HHH Fellow: Flavio Pechansky, Brazil, 1993-1994
There is no information in the literature on the impact of crack smoking using crushed aluminum cans as makeshift pipes, a common form of crack use in Brazil. Since aluminum intake is associated with neurological damage, the authors measured serum aluminum levels in crack smokers. The objective of this study was to ascertain the levels of aluminum in crack users who smoke on makeshift aluminum pipes. 71 female crack smokers, their mean age being 28.0 (+/- 7.7), provided information about their drug use, and had blood samples tested for serum aluminum level. 56 (79%) subjects smoked crack from crushed can pipes, while 15 (21%) smoked from other containers. Fifty-two (73.2%) out of the 71 subjects presented a serum aluminum level of 2 microg/l and 13 (18.3%) had a serum aluminum level of 6 microg/l cut-off point, which is above the reference value. When compared to non-drug users matched by their mean age and gender, they had similar median values and interquartile ranges for serum aluminum level [3 (2-4.6) for crack smokers; 2.9 (1.6-4.1) for controls], but with different means and standard deviations (4.7 +/- 4.9 and 2.9 +/- 1.7, respectively). Crack smokers have high serum aluminum level, but the authors are unsure of its complete association with aluminum cans. Further studies are needed. If such association is proven true in future research, further issues will be raised in dealing with this important disorder, including proper planning and evaluation of public health policies in this area.

Drug Consumption among Sexual Offenders against Females

Baltieri, D.A., and de Andrade, A.G. Int J Offender Ther Comp Criminol. 2007 Jul 5; [Epub ahead of print].
HHH Fellow: Arthur Guerra de Andrade, Brazil, 1991-1992
This article aims to evaluate the role of drug consumption among sexual offenders against females. Three groups of participants (N =133) comprising sexual offenders against girls, pubertal females, and women were examined with reference to history of drug and/or alcohol use, impulsivity level, sexual addiction, and recidivism risk. Sexual offenders against women were found to have significantly more difficulties with drug use, higher impulsivity level, and to be younger than the sexual offenders against girls and pubertal females. The combination of drug consumption and higher level of impulsivity may contribute to sexual aggression against adult females.

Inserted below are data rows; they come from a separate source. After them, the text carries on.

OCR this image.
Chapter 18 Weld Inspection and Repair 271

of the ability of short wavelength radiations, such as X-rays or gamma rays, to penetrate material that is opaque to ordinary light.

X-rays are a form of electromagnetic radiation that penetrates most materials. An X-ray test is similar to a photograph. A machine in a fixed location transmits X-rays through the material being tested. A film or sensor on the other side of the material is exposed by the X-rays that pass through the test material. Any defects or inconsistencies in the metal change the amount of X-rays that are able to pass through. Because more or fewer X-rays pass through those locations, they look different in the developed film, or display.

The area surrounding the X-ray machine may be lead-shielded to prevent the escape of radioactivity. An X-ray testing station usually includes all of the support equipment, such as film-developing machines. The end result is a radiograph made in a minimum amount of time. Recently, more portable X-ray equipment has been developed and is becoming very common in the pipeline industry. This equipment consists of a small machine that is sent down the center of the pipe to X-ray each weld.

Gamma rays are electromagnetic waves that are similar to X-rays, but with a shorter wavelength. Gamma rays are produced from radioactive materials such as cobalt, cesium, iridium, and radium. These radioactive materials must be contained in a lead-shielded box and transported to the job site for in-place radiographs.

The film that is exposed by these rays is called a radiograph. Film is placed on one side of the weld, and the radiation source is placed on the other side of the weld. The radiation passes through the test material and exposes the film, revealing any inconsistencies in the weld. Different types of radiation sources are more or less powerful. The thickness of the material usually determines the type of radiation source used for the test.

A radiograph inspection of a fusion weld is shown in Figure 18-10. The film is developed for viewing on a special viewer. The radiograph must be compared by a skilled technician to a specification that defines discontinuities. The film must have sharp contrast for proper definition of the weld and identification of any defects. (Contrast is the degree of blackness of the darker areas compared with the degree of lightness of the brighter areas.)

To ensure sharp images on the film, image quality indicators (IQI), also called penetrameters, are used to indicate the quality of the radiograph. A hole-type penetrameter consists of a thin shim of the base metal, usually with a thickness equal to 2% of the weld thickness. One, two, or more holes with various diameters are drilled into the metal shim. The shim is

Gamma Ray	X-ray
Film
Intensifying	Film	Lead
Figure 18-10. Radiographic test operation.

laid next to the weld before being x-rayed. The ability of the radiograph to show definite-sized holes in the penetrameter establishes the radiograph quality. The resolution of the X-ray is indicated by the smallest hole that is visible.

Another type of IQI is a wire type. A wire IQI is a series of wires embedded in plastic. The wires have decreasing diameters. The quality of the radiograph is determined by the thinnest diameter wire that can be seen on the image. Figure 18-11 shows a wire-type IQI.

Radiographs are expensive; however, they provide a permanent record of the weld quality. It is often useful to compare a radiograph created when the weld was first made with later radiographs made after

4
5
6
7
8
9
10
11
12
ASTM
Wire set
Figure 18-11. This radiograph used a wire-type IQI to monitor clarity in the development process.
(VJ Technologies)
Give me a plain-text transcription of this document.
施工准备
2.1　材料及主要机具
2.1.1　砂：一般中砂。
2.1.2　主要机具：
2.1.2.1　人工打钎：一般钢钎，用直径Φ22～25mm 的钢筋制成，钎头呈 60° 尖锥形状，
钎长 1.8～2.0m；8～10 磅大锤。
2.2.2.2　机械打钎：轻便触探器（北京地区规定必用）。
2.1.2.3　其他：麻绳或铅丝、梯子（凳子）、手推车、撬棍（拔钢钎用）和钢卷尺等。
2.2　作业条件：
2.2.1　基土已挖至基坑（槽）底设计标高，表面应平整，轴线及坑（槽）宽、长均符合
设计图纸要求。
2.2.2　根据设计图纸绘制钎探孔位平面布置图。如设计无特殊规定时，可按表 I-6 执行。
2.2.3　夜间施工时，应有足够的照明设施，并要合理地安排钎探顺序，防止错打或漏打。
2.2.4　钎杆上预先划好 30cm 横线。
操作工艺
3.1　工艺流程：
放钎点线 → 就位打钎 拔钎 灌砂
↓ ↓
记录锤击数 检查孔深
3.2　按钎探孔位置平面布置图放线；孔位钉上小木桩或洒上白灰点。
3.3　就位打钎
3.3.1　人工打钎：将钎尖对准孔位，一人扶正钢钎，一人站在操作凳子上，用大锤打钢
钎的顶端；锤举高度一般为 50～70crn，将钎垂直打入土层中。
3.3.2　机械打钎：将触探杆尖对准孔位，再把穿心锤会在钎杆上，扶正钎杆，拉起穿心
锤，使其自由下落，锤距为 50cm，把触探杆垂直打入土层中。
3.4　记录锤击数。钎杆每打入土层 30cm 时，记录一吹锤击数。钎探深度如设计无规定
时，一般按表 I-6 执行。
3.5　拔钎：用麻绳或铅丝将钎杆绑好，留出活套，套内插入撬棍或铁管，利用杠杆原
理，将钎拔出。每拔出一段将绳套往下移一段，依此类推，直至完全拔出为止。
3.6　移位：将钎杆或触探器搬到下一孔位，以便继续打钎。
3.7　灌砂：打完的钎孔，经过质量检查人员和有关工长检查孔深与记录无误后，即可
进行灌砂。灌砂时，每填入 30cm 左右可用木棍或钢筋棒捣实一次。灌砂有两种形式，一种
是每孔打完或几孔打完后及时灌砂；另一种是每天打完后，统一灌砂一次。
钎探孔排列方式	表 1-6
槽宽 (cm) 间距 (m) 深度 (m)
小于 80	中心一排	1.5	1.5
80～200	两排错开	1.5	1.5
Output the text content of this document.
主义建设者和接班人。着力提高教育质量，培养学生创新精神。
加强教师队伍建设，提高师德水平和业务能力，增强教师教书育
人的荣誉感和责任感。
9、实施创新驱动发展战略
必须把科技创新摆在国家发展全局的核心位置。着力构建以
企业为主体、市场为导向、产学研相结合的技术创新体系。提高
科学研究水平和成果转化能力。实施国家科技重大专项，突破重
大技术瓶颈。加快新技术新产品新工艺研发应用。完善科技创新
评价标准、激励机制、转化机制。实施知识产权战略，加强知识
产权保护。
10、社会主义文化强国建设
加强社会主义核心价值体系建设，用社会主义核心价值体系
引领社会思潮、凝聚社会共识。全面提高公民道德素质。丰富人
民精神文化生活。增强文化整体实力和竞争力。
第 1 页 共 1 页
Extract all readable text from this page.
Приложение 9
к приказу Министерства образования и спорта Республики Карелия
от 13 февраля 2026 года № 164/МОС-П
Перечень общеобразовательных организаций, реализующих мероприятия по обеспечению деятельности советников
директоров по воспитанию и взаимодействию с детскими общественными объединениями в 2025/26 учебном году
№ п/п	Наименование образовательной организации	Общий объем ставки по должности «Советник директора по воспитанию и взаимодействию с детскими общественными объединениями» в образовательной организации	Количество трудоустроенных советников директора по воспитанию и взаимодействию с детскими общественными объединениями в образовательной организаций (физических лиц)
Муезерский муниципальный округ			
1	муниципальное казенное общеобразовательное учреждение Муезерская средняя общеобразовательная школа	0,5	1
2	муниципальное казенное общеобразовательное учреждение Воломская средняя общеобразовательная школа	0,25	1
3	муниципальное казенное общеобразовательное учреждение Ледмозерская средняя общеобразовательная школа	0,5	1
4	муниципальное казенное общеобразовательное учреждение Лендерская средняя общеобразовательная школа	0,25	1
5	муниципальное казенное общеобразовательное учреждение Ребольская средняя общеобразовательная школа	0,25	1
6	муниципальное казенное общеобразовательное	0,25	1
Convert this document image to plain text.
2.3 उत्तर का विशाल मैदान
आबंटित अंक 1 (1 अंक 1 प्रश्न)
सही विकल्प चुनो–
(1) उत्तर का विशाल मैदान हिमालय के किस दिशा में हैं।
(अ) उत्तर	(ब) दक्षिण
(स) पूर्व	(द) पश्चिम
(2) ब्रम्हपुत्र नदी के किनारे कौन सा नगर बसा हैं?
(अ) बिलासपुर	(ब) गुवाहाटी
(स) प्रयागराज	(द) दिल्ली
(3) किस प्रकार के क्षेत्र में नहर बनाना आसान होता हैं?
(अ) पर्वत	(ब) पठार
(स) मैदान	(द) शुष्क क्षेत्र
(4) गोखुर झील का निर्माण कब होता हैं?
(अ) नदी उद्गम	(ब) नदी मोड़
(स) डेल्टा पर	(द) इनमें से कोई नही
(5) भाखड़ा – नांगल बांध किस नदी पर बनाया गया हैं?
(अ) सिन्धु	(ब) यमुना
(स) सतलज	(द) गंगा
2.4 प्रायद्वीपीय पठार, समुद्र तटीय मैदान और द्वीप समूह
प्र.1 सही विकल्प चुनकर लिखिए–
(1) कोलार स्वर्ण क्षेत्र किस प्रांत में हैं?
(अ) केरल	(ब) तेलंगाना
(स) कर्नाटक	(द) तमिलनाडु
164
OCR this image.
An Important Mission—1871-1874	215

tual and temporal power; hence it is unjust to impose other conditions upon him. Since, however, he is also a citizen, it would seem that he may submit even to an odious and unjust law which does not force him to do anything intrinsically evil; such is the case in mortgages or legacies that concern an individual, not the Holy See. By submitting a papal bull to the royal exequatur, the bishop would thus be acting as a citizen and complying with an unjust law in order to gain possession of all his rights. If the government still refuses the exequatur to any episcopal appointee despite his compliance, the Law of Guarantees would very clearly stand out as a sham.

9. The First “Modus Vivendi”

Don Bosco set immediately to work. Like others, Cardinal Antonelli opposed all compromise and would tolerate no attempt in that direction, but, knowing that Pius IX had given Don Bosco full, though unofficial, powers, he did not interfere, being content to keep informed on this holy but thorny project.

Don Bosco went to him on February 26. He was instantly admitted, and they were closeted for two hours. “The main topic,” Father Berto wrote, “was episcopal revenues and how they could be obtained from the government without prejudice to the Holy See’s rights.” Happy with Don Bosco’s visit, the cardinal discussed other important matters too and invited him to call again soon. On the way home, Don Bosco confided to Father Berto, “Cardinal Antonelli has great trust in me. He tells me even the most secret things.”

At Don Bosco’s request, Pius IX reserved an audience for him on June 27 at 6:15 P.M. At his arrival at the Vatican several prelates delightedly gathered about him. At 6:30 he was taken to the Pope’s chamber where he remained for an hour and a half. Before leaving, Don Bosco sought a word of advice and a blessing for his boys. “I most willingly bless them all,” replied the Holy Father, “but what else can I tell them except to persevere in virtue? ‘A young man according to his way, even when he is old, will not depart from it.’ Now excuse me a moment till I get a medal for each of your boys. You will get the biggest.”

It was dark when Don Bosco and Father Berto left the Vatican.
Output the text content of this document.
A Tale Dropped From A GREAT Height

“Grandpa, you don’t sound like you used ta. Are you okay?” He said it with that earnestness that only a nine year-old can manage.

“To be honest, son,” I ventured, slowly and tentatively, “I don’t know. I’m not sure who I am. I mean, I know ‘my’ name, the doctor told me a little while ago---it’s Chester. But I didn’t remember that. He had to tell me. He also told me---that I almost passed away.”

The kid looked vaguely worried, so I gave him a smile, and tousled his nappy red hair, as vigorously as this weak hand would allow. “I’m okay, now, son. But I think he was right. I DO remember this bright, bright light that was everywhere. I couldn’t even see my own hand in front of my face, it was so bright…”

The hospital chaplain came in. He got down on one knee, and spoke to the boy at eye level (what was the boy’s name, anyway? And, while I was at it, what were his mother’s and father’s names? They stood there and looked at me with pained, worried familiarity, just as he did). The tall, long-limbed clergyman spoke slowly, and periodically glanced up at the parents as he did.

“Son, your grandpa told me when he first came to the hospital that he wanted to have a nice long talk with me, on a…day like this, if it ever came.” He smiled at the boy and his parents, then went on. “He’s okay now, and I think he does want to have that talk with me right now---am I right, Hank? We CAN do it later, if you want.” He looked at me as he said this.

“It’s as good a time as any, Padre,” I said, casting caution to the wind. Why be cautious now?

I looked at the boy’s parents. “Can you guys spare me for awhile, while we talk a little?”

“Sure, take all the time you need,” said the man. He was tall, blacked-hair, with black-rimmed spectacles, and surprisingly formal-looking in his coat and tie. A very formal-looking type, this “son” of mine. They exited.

Alcohol and Drug Consumption Among Sexual Offenders

Baltieri, D.A., and de Andrade, A.G. Forensic Sci Int. 2007 Jun 12; [Epub ahead of print]
HHH Fellow: Arthur Guerra de Andrade, Brazil, 1991-1992
The purpose of this study was to evaluate the role of alcohol and drug consumption between sexual offenders against boys and girls. It was an observational, retrospective and cross-sectional study carried out by the Ambulatory for the treatment of sexual disorders of ABC Medical College, Santo Andre, Sao Paulo, Brazil (ABSex). The sample comprised 104 convicts, over 18 years old, sentenced only for sexual crimes against children (below 11 years old). Alcohol and drug consumption, sexual abuse history, sexual impulsivity, and risk of recidivism were evaluated. The sexual offenders against boys showed higher alcohol consumption problems than sexual offenders against girls (chi(2)=19.76, 1d.f., p<0.01). The severity of alcohol consumption was also significantly higher in the sexual offenders against non-related boys than in the sexual offenders against non-related girls (p=0.037, ANOVA). After adjustment for other variables, such as monthly income before the penalty and alcohol consumption at the moment of the crime, the alcohol consumption severity in sexual offenders against boys was significantly higher than in sexual offenders against girls (OR=1.05, CI 1.01-1.08, p<0.01). Alcohol use or abuse is associated with the perpetration of sexual aggression. The role of alcohol consumption seems to be greater in sexual offenders against boys than in girls and this can contribute to criminal recidivism.